The Music Woman on the Steamboat Natchez
Few get to meet the woman who plays the most unusual - and loudest - instrument in New Orleans. French Quarter Journal goes behind the scenes and up top of the Natchez to watch Debbie Fagnano in action.
- story by Rheta Grimsley Johnson
- photos by Ellis Anderson
She has the largest audience of any musician in New Orleans and has for 30 years.
When Debbie Fagnano negotiates the steep steps to the tiptop of the Steamboat Natchez three times each day for 15-minute concerts, the entire French Quarter hears her calliope. To perform, she wears earplugs.
Blue skies, smiling at me…
“I always start with a weather report,” Debbie says as passersby look up in delight from the riverbank at Toulouse Street Wharf and begin to sway and clap. Some dance. The sky is indeed blue, and the air crisp.
Before the music can begin, Debbie must turn the stubborn valve that releases that steam that puffs through 32 whistles, a different one for each note, making each note played visible. Colored bulbs light up for their respective notes as well.
Roll Green Wave, roll them down the field….
“It’s a piece of plumbing,” she says. But, oh, what a sound. To stand near the calliope the earplugs are a necessity, and one must watch out for the plumes of steam. The proximity, however, is intoxicating, a ticket to time travel and circuses and state fairs and fetes of yesteryear.
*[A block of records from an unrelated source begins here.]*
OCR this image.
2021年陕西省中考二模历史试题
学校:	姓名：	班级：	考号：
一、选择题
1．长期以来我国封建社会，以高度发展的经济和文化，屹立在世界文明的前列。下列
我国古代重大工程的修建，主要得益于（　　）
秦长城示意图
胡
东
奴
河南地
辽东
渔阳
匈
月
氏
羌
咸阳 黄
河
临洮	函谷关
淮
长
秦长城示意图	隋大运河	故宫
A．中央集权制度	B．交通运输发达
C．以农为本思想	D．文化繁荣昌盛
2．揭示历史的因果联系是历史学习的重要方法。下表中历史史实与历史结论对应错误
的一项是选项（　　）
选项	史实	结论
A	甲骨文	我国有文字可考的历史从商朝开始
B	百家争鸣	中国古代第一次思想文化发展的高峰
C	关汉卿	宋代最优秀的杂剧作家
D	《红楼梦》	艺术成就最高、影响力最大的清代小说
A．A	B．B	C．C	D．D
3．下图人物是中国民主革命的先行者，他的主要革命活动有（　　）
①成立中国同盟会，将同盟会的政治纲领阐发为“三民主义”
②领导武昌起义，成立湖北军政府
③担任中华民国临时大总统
Hold that tiger, hold that tiger….
Debbie varies her play list almost unconsciously. Today both LSU and Tulane have big games. Veteran’s Day will mean all patriotic music and Sousa marches. “People still cheer for ‘God Bless America.’”
Some songs sound better on the limited keyboard than others, and Debbie knows her business. “When the Saints Go Marching In” is a winner. “Waiting for the Robert E. Lee” is one of her favorites, too.
Do you know what it means to miss New Orleans….
That one she’d play, standing alone at her keyboard, crying, after Hurricane Katrina took the boat out of regular service, until finally it was back in business.
Debbie, whose marble green eyes and satin olive skin reveal her Italian heritage, grew up in a musical family in New Jersey. When she was small, she visited a young friend’s house and asked her where the piano was, “because I thought all households had pianos!”
Debbie’s life has always had a soundtrack. She came to New Orleans on vacation in 1978 and fell in love with the music-infused city. She studied music education and has played and taught piano and organ most of her adult life. Debbie is Music Director at her church, Our Lady of Perpetual Help in Belle Chasse.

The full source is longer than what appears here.